Culture | The Federal Reserve

Man in the dock

Was Alan Greenspan to blame for the financial crisis?

The Man Who Knew: The Life and Times of Alan Greenspan. By Sebastian Mallaby. Penguin Press; 781 pages; $40. Bloomsbury; £25.

THE former chairman of the Federal Reserve was once a hero. Now he is being called a villain. Yet it is too soon to be sure what history will say about him. In a superb new book, the product of more than five years’ research, Sebastian Mallaby helps history make up its mind about Alan Greenspan, the man hailed in 2000 by Phil Gramm, a former senator, as “the best central banker we have ever had”, but now blamed for the financial crisis of 2007-08. Even today, Mr Greenspan, who famously once told Congress that “If I seem unduly clear to you, you must have misunderstood what I said”, remains a paradoxical figure.

Mr Greenspan was a partisan Republican, who worked more closely with the Democrats under Bill Clinton than with either of the Bush administrations. He was a disciple of Ayn Rand’s libertarian ideology, but his forte was the mastering of data. He was a believer in the gold standard, but became the foremost exponent of discretionary monetary policy.

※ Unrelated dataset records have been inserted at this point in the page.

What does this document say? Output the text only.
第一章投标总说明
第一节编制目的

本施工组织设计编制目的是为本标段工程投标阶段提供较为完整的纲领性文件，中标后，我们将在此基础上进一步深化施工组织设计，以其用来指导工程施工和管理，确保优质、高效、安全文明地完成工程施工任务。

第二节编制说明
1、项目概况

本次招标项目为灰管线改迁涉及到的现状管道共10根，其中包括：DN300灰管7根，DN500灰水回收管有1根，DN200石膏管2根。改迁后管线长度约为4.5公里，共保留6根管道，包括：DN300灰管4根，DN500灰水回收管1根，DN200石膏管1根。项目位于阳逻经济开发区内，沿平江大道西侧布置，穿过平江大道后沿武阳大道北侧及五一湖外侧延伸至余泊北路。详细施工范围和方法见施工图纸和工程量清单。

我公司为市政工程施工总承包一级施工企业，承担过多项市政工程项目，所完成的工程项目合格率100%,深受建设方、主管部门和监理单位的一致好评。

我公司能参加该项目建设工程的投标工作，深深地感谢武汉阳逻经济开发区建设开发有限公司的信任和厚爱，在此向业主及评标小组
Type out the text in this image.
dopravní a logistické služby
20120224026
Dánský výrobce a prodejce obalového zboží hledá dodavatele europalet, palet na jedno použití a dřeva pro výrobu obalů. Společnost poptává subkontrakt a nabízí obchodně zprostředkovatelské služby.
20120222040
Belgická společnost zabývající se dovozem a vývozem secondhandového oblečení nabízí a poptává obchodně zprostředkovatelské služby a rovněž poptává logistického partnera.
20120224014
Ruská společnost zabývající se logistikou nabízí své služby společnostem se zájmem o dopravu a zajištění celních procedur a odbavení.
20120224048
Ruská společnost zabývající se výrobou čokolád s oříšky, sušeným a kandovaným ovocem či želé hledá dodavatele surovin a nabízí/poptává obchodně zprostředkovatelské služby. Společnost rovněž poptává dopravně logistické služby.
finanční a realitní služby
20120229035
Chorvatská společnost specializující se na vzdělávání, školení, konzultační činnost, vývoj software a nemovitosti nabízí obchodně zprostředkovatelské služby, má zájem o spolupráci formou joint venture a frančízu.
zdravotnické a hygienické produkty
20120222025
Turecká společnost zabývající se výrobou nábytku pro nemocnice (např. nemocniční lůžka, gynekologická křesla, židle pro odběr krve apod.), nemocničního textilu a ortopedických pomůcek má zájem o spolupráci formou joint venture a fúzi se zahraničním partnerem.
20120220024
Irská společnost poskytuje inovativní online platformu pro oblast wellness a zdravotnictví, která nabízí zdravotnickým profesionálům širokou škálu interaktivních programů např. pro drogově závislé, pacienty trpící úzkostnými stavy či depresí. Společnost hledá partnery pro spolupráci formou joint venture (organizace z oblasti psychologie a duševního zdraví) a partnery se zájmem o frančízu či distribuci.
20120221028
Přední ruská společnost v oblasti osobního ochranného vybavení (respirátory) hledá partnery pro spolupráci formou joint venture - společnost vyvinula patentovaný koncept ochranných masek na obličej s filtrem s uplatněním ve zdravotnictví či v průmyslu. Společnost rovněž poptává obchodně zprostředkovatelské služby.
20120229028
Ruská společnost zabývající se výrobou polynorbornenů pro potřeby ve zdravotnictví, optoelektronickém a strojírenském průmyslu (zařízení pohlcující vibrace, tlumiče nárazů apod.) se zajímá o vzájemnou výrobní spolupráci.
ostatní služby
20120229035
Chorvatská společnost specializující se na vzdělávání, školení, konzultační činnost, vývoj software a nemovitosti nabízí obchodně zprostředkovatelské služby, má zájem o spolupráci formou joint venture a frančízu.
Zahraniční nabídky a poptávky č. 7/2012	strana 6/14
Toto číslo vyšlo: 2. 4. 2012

The former central banker condemned the creation of the Fed as a disaster, but he became its most dominant chairman. He was a believer in free markets, but participated enthusiastically in bail-outs of failed institutions and crisis-hit countries. He knew the dangers of moral hazard, yet offered the support for markets labelled the “Greenspan put”.

Mr Mallaby, formerly a journalist at The Economist and now a senior fellow at the Council on Foreign Relations in New York, takes readers on a long journey from Mr Greenspan’s childhood as the adored and awkward son of a single Jewish mother in New York, through his period as a “sideman” in a jazz band, his professional life as a data-obsessed forecaster, his engagement in Republican politics, his 18 years as chairman of the Federal Reserve and, finally, the post-crisis collapse of his reputation. Through the lens of this stellar career, the book also throws a sharp light on American policy and policymaking over four decades.

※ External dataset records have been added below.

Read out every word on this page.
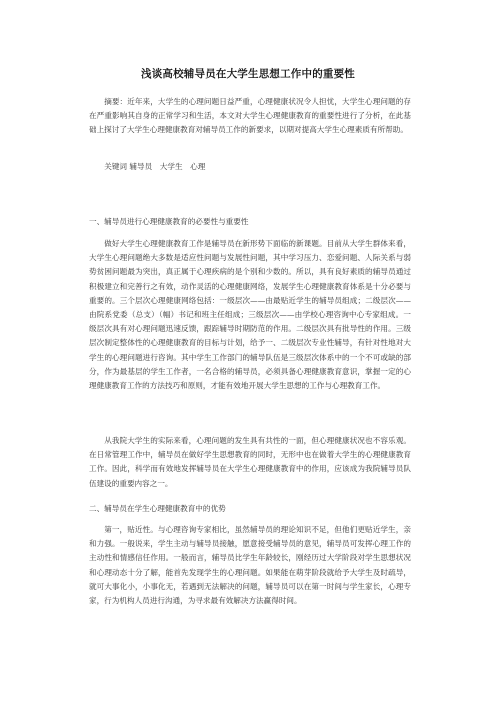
浅谈高校辅导员在大学生思想工作中的重要性
摘要：近年来，大学生的心理问题日益严重，心理健康状况令人担忧，大学生心理问题的存在严重影响其自身的正常学习和生活，本文对大学生心理健康教育的重要性进行了分析，在此基础上探讨了大学生心理健康教育对辅导员工作的新要求，以期对提高大学生心理素质有所帮助。
关键词 辅导员　大学生　心理
一、辅导员进行心理健康教育的必要性与重要性
做好大学生心理健康教育工作是辅导员在新形势下面临的新课题。目前从大学生群体来看，大学生心理问题绝大多数是适应性问题与发展性问题，其中学习压力、恋爱问题、人际关系与弱势贫困问题最为突出，真正属于心理疾病的是个别和少数的。所以，具有良好素质的辅导员通过积极建立和完善行之有效，动作灵活的心理健康网络，发展学生心理健康教育体系是十分必要与重要的。三个层次心理健康网络包括：一级层次——由最贴近学生的辅导员组成；二级层次——由院系党委（总支）（幅）书记和班主任组成；三级层次——由学校心理咨询中心专家组成。一级层次具有对心理问题迅速反馈，跟踪辅导时期防范的作用。二级层次具有批导性的作用。三级层次制定整体性的心理健康教育的目标与计划，给予一、二级层次专业性辅导，有针对性地对大学生的心理问题进行咨询。其中学生工作部门的辅导队伍是三级层次体系中的一个不可或缺的部分，作为最基层的学生工作者，一名合格的辅导员，必须具备心理健康教育意识，掌握一定的心理健康教育工作的方法技巧和原则，才能有效地开展大学生思想的工作与心理教育工作。
从我院大学生的实际来看，心理问题的发生具有共性的一面，但心理健康状况也不容乐观。在日常管理工作中，辅导员在做好学生思想教育的同时，无形中也在做着大学生的心理健康教育工作。因此，科学而有效地发挥辅导员在大学生心理健康教育中的作用，应该成为我院辅导员队伍建设的重要内容之一。
二、辅导员在学生心理健康教育中的优势
第一，贴近性。与心理咨询专家相比，虽然辅导员的理论知识不足，但他们更贴近学生，亲和力强。一般说来，学生主动与辅导员接触，愿意接受辅导员的意见，辅导员可发挥心理工作的主动性和情感信任作用。一般而言，辅导员比学生年龄较长，刚经历过大学阶段对学生思想状况和心理动态十分了解，能首先发现学生的心理问题。如果能在萌芽阶段就给予大学生及时疏导，就可大事化小，小事化无，若遇到无法解决的问题，辅导员可以在第一时间与学生家长，心理专家，行为机构人员进行沟通，为寻求最有效解决方法赢得时间。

Of his time as Fed chairman, Mr Mallaby argues convincingly that: “The tragedy of Greenspan’s tenure is that he did not pursue his fear of finance far enough: he decided that targeting inflation was seductively easy, whereas targeting asset prices was hard; he did not like to confront the climate of opinion, which was willing to grant that central banks had a duty to fight inflation, but not that they should vaporise citizens’ savings by forcing down asset prices. It was a tragedy that grew out of the mix of qualities that had defined Greenspan throughout his public life—intellectual honesty on the one hand, a reluctance to act forcefully on the other.”

Many will contrast Mr Greenspan’s malleability with the obduracy of his predecessor, Paul Volcker, who crushed inflation in the 1980s. Mr Greenspan lacked Mr Volcker’s moral courage. Yet one of the reasons why Mr Greenspan became Fed chairman was that the Reagan administration wanted to get rid of Mr Volcker, who “continued to believe that the alleged advantages of financial modernisation paled next to the risks of financial hubris.”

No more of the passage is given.